DNS Tunneling: The New Hacker Weapon Bypassing Your Security

Recently, hackers have increasingly employed DNS tunneling to monitor when victims open phishing emails and click on malicious links, as well as to scan networks for vulnerabilities.

DNS tunneling involves encoding data or commands that are sent and received through DNS queries, transforming DNS—a critical component of network communication—into a covert data transmission channel.

Attackers encode data using methods such as Base16 or Base64, or employ proprietary text encoding algorithms, so that the data can be retrieved through DNS record queries such as TXT, MX, CNAME, and Address.

DNS tunneling is frequently used by hackers to bypass firewalls and filters in operations involving C2 infrastructure and VPN networks.

The Unit 42 research team from Palo Alto Networks recently uncovered additional instances of DNS tunneling being utilized in malicious campaigns aimed at tracking victims and scanning networks.

The first campaign, dubbed “TrkCdn,” focuses on tracking victims’ interactions with phishing emails.

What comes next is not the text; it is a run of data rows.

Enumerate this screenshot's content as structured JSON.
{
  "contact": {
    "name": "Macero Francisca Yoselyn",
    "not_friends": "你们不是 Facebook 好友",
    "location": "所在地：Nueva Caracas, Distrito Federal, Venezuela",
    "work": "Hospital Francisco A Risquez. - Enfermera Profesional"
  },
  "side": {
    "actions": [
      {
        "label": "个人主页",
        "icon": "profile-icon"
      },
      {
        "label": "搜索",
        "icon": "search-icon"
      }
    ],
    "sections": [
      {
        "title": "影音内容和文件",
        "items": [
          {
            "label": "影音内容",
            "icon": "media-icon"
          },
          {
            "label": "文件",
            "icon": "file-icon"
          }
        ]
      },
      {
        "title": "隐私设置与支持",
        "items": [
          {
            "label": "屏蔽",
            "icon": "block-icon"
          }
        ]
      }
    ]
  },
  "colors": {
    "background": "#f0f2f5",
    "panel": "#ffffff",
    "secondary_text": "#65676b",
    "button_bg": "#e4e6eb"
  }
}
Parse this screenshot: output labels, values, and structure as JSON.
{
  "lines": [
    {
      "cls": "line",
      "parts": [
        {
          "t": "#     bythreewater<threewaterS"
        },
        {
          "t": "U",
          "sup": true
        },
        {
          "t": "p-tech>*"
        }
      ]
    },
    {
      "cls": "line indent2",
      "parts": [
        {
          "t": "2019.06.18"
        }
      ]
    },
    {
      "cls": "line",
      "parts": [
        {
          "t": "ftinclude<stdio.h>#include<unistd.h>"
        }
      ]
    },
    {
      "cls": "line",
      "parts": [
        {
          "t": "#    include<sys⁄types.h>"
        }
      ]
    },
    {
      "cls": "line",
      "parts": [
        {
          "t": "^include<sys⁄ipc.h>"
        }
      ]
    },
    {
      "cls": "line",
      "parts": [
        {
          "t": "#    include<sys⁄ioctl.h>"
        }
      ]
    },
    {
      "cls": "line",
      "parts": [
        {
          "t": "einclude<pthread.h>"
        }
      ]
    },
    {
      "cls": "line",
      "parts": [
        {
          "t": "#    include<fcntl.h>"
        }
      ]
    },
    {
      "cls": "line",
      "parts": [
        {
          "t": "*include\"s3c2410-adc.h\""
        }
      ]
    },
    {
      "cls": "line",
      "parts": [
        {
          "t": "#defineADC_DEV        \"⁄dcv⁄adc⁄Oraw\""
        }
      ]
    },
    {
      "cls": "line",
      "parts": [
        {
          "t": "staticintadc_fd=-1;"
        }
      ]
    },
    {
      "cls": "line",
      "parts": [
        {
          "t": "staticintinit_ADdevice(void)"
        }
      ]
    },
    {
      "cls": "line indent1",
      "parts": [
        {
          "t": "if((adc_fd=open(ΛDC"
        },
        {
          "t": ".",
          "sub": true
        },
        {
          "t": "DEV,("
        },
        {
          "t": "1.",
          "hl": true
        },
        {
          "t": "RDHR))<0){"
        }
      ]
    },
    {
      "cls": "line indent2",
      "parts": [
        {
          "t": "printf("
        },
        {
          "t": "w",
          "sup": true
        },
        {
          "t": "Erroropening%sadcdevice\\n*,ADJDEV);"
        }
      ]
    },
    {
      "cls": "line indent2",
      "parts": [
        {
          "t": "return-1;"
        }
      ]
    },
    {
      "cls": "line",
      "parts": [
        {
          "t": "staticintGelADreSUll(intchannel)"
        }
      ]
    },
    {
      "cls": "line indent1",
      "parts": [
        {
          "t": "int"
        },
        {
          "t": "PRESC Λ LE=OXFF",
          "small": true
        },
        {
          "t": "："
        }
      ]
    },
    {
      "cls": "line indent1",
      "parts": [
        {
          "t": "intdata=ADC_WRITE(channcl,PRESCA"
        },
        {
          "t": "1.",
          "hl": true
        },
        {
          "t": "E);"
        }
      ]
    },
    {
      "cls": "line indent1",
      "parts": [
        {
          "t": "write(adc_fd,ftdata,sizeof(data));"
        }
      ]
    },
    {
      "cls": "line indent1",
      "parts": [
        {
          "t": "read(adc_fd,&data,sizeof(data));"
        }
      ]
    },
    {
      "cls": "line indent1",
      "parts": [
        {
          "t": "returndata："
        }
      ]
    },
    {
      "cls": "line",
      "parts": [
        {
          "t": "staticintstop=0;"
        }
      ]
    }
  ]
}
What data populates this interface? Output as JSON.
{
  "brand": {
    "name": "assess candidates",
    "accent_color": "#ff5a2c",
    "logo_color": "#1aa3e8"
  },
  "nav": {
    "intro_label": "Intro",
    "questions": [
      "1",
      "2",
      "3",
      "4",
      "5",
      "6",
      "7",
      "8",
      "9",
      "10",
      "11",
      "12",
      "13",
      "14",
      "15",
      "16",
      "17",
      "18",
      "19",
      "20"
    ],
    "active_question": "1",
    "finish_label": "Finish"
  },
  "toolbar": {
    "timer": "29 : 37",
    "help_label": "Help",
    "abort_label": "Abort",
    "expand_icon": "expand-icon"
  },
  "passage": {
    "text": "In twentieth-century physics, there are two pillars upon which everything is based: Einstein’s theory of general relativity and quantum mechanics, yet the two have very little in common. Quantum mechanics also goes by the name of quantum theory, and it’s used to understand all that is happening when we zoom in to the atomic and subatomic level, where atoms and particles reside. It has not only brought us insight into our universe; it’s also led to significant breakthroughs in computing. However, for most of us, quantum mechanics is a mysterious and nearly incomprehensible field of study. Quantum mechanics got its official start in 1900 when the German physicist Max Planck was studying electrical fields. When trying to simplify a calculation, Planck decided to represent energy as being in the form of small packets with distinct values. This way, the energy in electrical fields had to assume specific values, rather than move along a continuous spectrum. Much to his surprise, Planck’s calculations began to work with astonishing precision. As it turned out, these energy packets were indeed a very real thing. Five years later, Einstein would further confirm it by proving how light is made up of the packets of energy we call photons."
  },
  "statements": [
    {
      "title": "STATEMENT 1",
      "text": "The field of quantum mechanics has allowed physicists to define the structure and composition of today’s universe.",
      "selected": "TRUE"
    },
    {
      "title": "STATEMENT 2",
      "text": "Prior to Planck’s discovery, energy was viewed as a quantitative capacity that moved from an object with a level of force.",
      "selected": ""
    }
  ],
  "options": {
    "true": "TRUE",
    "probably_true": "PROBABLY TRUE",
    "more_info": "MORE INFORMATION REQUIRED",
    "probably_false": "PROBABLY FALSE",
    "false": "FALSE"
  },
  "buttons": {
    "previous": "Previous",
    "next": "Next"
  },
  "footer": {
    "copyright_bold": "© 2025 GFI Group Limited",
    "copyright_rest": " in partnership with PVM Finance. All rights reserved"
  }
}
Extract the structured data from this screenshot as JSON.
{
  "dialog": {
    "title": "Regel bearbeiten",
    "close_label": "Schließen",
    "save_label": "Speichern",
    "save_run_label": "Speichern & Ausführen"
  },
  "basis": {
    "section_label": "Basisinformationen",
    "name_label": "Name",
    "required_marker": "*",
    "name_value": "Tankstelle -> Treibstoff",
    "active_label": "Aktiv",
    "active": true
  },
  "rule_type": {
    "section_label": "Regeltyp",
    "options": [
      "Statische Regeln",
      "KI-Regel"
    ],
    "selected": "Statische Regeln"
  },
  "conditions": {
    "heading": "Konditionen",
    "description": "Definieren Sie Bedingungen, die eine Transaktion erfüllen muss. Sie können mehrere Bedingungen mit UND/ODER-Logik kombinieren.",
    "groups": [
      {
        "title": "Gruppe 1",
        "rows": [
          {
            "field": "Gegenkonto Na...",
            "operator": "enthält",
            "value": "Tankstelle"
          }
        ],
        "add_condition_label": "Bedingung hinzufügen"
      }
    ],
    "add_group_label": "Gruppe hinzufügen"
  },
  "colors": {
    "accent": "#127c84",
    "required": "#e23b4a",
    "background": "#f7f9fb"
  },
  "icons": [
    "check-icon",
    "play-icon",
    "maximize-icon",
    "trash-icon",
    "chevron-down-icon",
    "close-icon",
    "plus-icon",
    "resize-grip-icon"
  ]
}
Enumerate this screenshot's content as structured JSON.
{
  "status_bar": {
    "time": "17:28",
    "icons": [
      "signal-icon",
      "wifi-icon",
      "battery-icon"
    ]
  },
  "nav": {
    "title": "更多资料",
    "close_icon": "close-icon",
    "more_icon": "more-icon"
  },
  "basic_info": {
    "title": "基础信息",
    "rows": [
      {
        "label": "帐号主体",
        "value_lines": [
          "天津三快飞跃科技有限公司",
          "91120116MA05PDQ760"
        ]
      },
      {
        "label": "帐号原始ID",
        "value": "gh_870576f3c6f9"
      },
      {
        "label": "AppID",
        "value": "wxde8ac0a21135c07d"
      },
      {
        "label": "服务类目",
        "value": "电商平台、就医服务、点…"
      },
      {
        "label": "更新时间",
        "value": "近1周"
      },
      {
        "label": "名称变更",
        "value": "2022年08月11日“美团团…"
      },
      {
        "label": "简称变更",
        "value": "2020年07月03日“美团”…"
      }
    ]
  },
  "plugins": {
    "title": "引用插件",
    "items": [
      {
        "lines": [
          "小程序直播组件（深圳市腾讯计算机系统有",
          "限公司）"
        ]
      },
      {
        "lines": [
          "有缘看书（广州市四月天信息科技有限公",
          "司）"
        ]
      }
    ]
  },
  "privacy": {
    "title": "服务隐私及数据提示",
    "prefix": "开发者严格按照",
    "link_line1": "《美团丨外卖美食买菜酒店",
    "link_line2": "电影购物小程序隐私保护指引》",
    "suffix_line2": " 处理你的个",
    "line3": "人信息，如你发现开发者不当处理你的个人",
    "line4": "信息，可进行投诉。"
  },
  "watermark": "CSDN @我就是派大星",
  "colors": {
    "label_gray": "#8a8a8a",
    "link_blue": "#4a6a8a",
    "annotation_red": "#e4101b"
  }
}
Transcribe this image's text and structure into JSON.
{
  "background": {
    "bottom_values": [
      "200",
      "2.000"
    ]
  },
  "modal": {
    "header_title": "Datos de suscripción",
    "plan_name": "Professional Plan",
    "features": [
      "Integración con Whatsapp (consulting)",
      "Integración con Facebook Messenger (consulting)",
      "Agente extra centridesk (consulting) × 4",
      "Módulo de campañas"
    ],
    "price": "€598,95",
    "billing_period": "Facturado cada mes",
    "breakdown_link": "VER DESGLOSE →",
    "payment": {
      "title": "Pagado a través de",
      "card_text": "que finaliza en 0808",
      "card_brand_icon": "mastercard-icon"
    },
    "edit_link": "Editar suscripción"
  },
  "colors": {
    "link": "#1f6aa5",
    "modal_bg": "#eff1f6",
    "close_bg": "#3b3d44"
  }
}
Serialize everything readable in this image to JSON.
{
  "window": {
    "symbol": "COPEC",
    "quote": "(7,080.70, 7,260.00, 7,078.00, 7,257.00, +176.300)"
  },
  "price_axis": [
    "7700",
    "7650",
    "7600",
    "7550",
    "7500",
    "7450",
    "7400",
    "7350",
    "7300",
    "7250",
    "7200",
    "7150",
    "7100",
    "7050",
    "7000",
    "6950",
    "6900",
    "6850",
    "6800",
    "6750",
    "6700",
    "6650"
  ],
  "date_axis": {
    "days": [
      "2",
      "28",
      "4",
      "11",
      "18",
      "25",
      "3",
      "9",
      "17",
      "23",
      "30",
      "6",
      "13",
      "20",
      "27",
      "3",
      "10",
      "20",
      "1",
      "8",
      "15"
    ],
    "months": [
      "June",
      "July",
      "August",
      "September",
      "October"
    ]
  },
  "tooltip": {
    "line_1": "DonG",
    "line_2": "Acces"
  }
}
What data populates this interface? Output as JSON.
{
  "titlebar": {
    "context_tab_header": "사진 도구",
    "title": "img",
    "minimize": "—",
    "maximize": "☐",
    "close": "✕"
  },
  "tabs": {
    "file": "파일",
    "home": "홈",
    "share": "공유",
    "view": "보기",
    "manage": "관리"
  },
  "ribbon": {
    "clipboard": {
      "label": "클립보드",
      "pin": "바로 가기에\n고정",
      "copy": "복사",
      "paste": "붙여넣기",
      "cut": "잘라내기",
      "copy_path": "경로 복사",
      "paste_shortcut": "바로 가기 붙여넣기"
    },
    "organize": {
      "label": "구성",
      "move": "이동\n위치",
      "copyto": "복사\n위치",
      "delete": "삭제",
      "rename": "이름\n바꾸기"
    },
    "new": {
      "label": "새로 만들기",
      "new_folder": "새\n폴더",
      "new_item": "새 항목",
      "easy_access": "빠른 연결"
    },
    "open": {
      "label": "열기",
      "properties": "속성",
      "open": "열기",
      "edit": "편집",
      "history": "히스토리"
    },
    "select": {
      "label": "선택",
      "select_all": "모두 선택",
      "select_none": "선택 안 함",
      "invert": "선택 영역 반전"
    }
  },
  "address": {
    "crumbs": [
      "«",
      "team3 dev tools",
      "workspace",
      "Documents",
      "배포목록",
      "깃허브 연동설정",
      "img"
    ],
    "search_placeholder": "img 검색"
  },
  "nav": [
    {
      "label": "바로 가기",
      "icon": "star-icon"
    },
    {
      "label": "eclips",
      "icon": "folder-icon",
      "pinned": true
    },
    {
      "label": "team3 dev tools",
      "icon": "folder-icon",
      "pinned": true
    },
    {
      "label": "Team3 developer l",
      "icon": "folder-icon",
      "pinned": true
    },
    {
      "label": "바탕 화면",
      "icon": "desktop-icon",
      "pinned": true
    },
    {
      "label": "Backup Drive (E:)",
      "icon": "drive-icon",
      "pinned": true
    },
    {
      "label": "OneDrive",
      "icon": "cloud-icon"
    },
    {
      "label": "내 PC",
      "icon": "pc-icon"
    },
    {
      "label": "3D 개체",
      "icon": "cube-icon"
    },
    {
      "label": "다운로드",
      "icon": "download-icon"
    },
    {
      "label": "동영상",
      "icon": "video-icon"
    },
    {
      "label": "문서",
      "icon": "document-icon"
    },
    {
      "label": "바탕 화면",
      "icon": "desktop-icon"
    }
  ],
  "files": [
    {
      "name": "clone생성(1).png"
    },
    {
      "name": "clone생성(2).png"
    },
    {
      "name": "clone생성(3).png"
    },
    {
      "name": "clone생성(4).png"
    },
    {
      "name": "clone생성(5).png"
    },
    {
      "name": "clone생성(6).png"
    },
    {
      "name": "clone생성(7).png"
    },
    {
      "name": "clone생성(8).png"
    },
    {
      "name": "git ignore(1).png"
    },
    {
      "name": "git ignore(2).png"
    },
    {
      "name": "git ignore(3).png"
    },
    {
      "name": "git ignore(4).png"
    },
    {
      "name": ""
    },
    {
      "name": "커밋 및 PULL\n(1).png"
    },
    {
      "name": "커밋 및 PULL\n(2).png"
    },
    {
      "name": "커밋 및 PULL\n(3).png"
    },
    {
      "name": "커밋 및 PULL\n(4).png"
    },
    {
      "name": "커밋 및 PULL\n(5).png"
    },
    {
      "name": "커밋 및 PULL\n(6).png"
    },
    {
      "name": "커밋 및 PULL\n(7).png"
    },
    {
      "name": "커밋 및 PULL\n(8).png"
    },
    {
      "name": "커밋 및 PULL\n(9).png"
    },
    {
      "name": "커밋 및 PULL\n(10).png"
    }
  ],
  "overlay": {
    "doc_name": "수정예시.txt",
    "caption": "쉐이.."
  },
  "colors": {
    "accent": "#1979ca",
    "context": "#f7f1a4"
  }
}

Hackers embed content in an email that, when opened, makes a DNS request to subdomains controlled by the attackers.

These subdomains return a DNS response that directs to a server controlled by the attackers, which then delivers malicious content such as advertisements, spam, or phishing materials.

The Unit 42 report also describes a campaign using DNS tunneling for tracking spam message delivery, named “SpamTracker.” This campaign is similar to “TrkCdn,” but is aimed at monitoring spam delivery.

Another campaign identified by analysts, called “SecShow,” uses DNS tunneling to scan network infrastructures. Hackers embed IP addresses and timestamps in DNS queries for subsequent mapping of network configurations and identification of potential vulnerabilities that could be exploited for intrusion, data theft, or denial-of-service attacks.

Hackers choose DNS tunneling over more traditional methods to circumvent security measures, avoid detection, and maintain operational flexibility.

Unit 42 researchers recommend that organizations implement DNS monitoring and analysis tools to track and analyze logs for unusual traffic patterns and anomalies, such as atypical or high-volume requests. Experts also advise limiting the use of DNS resolvers in the network to handle only necessary queries, thereby reducing the likelihood of DNS tunneling abuse.